Ask your plan administrator or human resources manager to explain your company’s matching rules, and then set your contribution rate accordingly. Some employers will match a dollar for a dollar, while others may correspond to $ 0.50 for every dollar. Either way, there will be a limit to what your employer will fund. Set your own 401 (k) contributions high enough so that by the end of the year you get every penny of the corresponding funds you have.
2. Maximize your HSA contributions
Then ask to send some money to a health savings account (HSA), if you can finance one. Their use is limited to people and families who have deductible health insurance plans, but HSAs are attractive for long-term savings because they offer triple tax benefits. Their contributions are subject to taxation, their profits are deferred from taxes, and withdrawals from them, which are used for medical expenses, are tax-free. And after you turn 65, you can withdraw money for non-medical reasons without penalty. However, these withdrawals will be taxed as regular income, just like the 401 (k) distribution.
This means that there is no risk of over-financing the HSA. If you do not use the money for medical expenses, you can use it to supplement your other retirement savings.
In 2021, you can contribute up to $ 3,600 for HSA if you have an individual health plan or up to $ 7,200 if you have a family health plan.
3. Contribute to the Roth IRA if you can
Once you have maximized your HSA, see if you qualify for the Roth IRA. Your income will be the main factor.
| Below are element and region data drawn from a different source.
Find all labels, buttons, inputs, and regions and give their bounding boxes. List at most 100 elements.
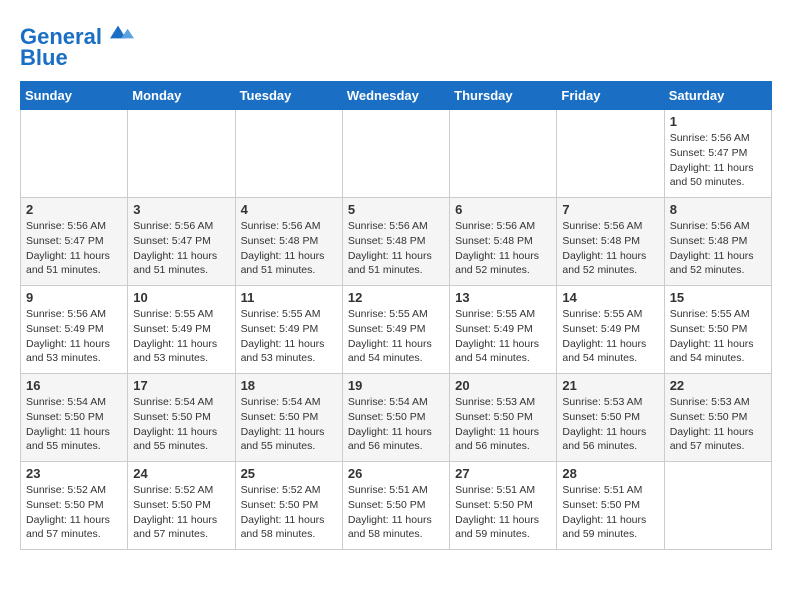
calendar-cell bbox=[235, 110, 342, 198]
calendar-cell: 8 Sunrise: 5:56 AM Sunset: 5:48 PM Daylig… bbox=[664, 198, 771, 286]
day-info: Sunrise: 5:56 AM Sunset: 5:47 PM Dayligh… bbox=[670, 131, 766, 190]
header-wednesday: Wednesday bbox=[342, 82, 449, 110]
day-number: 21 bbox=[562, 378, 658, 393]
calendar-table: Sunday Monday Tuesday Wednesday Thursday… bbox=[20, 81, 772, 550]
calendar-cell: 6Sunrise: 5:56 AM Sunset: 5:48 PM Daylig… bbox=[450, 198, 557, 286]
day-info: Sunrise: 5:53 AM Sunset: 5:50 PM Dayligh… bbox=[455, 395, 551, 454]
day-info: Sunrise: 5:55 AM Sunset: 5:49 PM Dayligh… bbox=[133, 307, 229, 366]
day-number: 17 bbox=[133, 378, 229, 393]
day-info: Sunrise: 5:54 AM Sunset: 5:50 PM Dayligh… bbox=[241, 395, 337, 454]
day-info: Sunrise: 5:56 AM Sunset: 5:47 PM Dayligh… bbox=[133, 219, 229, 278]
day-number: 25 bbox=[241, 466, 337, 481]
day-info: Sunrise: 5:54 AM Sunset: 5:50 PM Dayligh… bbox=[26, 395, 122, 454]
day-number: 23 bbox=[26, 466, 122, 481]
day-info: Sunrise: 5:52 AM Sunset: 5:50 PM Dayligh… bbox=[133, 483, 229, 542]
calendar-cell: 10 Sunrise: 5:55 AM Sunset: 5:49 PM Dayli… bbox=[128, 286, 235, 374]
calendar-cell: 17 Sunrise: 5:54 AM Sunset: 5:50 PM Dayli… bbox=[128, 374, 235, 462]
day-info: Sunrise: 5:52 AM Sunset: 5:50 PM Dayligh… bbox=[26, 483, 122, 542]
day-number: 6 bbox=[455, 202, 551, 217]
calendar-cell bbox=[450, 110, 557, 198]
day-number: 28 bbox=[562, 466, 658, 481]
calendar-cell: 9 Sunrise: 5:56 AM Sunset: 5:49 PM Daylig… bbox=[21, 286, 128, 374]
header-row: Sunday Monday Tuesday Wednesday Thursday… bbox=[21, 82, 772, 110]
day-info: Sunrise: 5:56 AM Sunset: 5:49 PM Dayligh… bbox=[26, 307, 122, 366]
calendar-cell: 4 Sunrise: 5:56 AM Sunset: 5:48 PM Daylig… bbox=[235, 198, 342, 286]
calendar-cell: 2 Sunrise: 5:56 AM Sunset: 5:47 PM Daylig… bbox=[21, 198, 128, 286]
day-info: Sunrise: 5:54 AM Sunset: 5:50 PM Dayligh… bbox=[348, 395, 444, 454]
logo-icon bbox=[110, 20, 134, 44]
day-number: 9 bbox=[26, 290, 122, 305]
day-number: 5 bbox=[348, 202, 444, 217]
calendar-cell: 22 Sunrise: 5:53 AM Sunset: 5:50 PM Dayli… bbox=[664, 374, 771, 462]
week-row-2: 2 Sunrise: 5:56 AM Sunset: 5:47 PM Daylig… bbox=[21, 198, 772, 286]
day-info: Sunrise: 5:54 AM Sunset: 5:50 PM Dayligh… bbox=[133, 395, 229, 454]
day-number: 12 bbox=[348, 290, 444, 305]
day-number: 7 bbox=[562, 202, 658, 217]
day-number: 15 bbox=[670, 290, 766, 305]
calendar-cell: 21 Sunrise: 5:53 AM Sunset: 5:50 PM Dayli… bbox=[557, 374, 664, 462]
calendar-cell: 12 Sunrise: 5:55 AM Sunset: 5:49 PM Dayli… bbox=[342, 286, 449, 374]
calendar-cell bbox=[557, 110, 664, 198]
calendar-cell: 3 Sunrise: 5:56 AM Sunset: 5:47 PM Daylig… bbox=[128, 198, 235, 286]
calendar-cell bbox=[128, 110, 235, 198]
calendar-cell: 18 Sunrise: 5:54 AM Sunset: 5:50 PM Dayli… bbox=[235, 374, 342, 462]
calendar-cell bbox=[342, 110, 449, 198]
day-number: 20 bbox=[455, 378, 551, 393]
calendar-cell: 24 Sunrise: 5:52 AM Sunset: 5:50 PM Dayli… bbox=[128, 462, 235, 550]
calendar-cell: 16 Sunrise: 5:54 AM Sunset: 5:50 PM Dayli… bbox=[21, 374, 128, 462]
week-row-4: 16 Sunrise: 5:54 AM Sunset: 5:50 PM Dayli… bbox=[21, 374, 772, 462]
day-info: Sunrise: 5:51 AM Sunset: 5:50 PM Dayligh… bbox=[562, 483, 658, 542]
day-info: Sunrise: 5:55 AM Sunset: 5:49 PM Dayligh… bbox=[348, 307, 444, 366]
day-number: 18 bbox=[241, 378, 337, 393]
day-number: 24 bbox=[133, 466, 229, 481]
day-number: 13 bbox=[455, 290, 551, 305]
day-number: 22 bbox=[670, 378, 766, 393]
calendar-cell: 7Sunrise: 5:56 AM Sunset: 5:48 PM Daylig… bbox=[557, 198, 664, 286]
calendar-cell: 1 Sunrise: 5:56 AM Sunset: 5:47 PM Daylig… bbox=[664, 110, 771, 198]
header-sunday: Sunday bbox=[21, 82, 128, 110]
week-row-1: 1 Sunrise: 5:56 AM Sunset: 5:47 PM Daylig… bbox=[21, 110, 772, 198]
calendar-header: Sunday Monday Tuesday Wednesday Thursday… bbox=[21, 82, 772, 110]
day-info: Sunrise: 5:53 AM Sunset: 5:50 PM Dayligh… bbox=[562, 395, 658, 454]
calendar-cell: 20 Sunrise: 5:53 AM Sunset: 5:50 PM Dayli… bbox=[450, 374, 557, 462]
day-number: 16 bbox=[26, 378, 122, 393]
calendar-cell: 27Sunrise: 5:51 AM Sunset: 5:50 PM Dayli… bbox=[450, 462, 557, 550]
header-friday: Friday bbox=[557, 82, 664, 110]
day-info: Sunrise: 5:53 AM Sunset: 5:50 PM Dayligh… bbox=[670, 395, 766, 454]
header-thursday: Thursday bbox=[450, 82, 557, 110]
day-info: Sunrise: 5:51 AM Sunset: 5:50 PM Dayligh… bbox=[348, 483, 444, 542]
week-row-3: 9 Sunrise: 5:56 AM Sunset: 5:49 PM Daylig… bbox=[21, 286, 772, 374]
day-number: 8 bbox=[670, 202, 766, 217]
day-info: Sunrise: 5:56 AM Sunset: 5:47 PM Dayligh… bbox=[26, 219, 122, 278]
day-info: Sunrise: 5:56 AM Sunset: 5:48 PM Dayligh… bbox=[670, 219, 766, 278]
page-header: General Blue bbox=[20, 20, 772, 71]
calendar-cell bbox=[664, 462, 771, 550]
logo: General Blue bbox=[20, 20, 134, 71]
day-number: 19 bbox=[348, 378, 444, 393]
day-info: Sunrise: 5:52 AM Sunset: 5:50 PM Dayligh… bbox=[241, 483, 337, 542]
day-number: 26 bbox=[348, 466, 444, 481]
calendar-cell: 19 Sunrise: 5:54 AM Sunset: 5:50 PM Dayli… bbox=[342, 374, 449, 462]
calendar-cell: 11Sunrise: 5:55 AM Sunset: 5:49 PM Dayli… bbox=[235, 286, 342, 374]
day-info: Sunrise: 5:55 AM Sunset: 5:50 PM Dayligh… bbox=[670, 307, 766, 366]
calendar-cell: 14 Sunrise: 5:55 AM Sunset: 5:49 PM Dayli… bbox=[557, 286, 664, 374]
calendar-body: 1 Sunrise: 5:56 AM Sunset: 5:47 PM Daylig… bbox=[21, 110, 772, 550]
day-info: Sunrise: 5:51 AM Sunset: 5:50 PM Dayligh… bbox=[455, 483, 551, 542]
day-number: 11 bbox=[241, 290, 337, 305]
calendar-cell: 23 Sunrise: 5:52 AM Sunset: 5:50 PM Dayli… bbox=[21, 462, 128, 550]
day-number: 1 bbox=[670, 114, 766, 129]
calendar-cell: 13Sunrise: 5:55 AM Sunset: 5:49 PM Dayli… bbox=[450, 286, 557, 374]
calendar-cell: 28 Sunrise: 5:51 AM Sunset: 5:50 PM Dayli… bbox=[557, 462, 664, 550]
day-number: 3 bbox=[133, 202, 229, 217]
day-number: 2 bbox=[26, 202, 122, 217]
day-info: Sunrise: 5:55 AM Sunset: 5:49 PM Dayligh… bbox=[562, 307, 658, 366]
calendar-cell: 5Sunrise: 5:56 AM Sunset: 5:48 PM Daylig… bbox=[342, 198, 449, 286]
day-info: Sunrise: 5:56 AM Sunset: 5:48 PM Dayligh… bbox=[241, 219, 337, 278]
header-monday: Monday bbox=[128, 82, 235, 110]
day-number: 4 bbox=[241, 202, 337, 217]
day-number: 14 bbox=[562, 290, 658, 305]
day-number: 10 bbox=[133, 290, 229, 305]
header-tuesday: Tuesday bbox=[235, 82, 342, 110]
calendar-cell: 26 Sunrise: 5:51 AM Sunset: 5:50 PM Dayli… bbox=[342, 462, 449, 550]
calendar-cell: 25 Sunrise: 5:52 AM Sunset: 5:50 PM Dayli… bbox=[235, 462, 342, 550]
The IRA contribution limit in 2021 is $ 6,000 or $ 7,000 if you are 50 or older. But as a single feeder, you can only contribute to the limit if you make less than $ 125,000 a year. Married archivists have to make less than $ 198,000. You can contribute a reduced amount as long as you do not make more than $ 140,000 per year as a single applicant or $ 208,000 as a married applicant.
Roth’s contributions are not taxable, but qualified retirement distributions are non-taxable. This offers good tax diversification at retirement, as the withdrawal of 401 (k) and non-medical HSAs will be taxable. Roth’s contributions are especially practical if you expect to be in a higher tax category at retirement than you are today.
4. Max. Your 401 (k) contributions
Alternatively, your 401 (k) may accept Roth contributions – and income limits would not apply there. Ask your plan administrator if you have this feature and if so, how to set it up.
In 2021, you can deposit up to $ 19,500 in your 401 (k) in Roth and regular installments. If you are over the age of 50, your contribution limit is $ 26,000.
5. Invest through a traditional IRA or standard brokerage account
After filming your employer’s entire match, increase your HSA contributions, collect money in a Roth account and reach the 401 (k) contribution ceiling, go ahead and invest in either a traditional IRA or a taxable broker account. Traditional IRAs give you some tax breaks, and while you won’t get any tax benefits with a regular taxable brokerage account, you’ll have the flexibility to use that money whenever and however you want.
Step by Step
In fact, you probably don’t have $ 25,000 or $ 30,000 to save for retirement each year. Don’t be discouraged by this. You can still create a portfolio large enough to fund a comfortable retirement. For now, aim to contribute at least enough to your 401 (k) to win your full employer match. Then, as your income increases, branch out and diversify your contributions to your various accounts. This should put you on track for the retirement you want.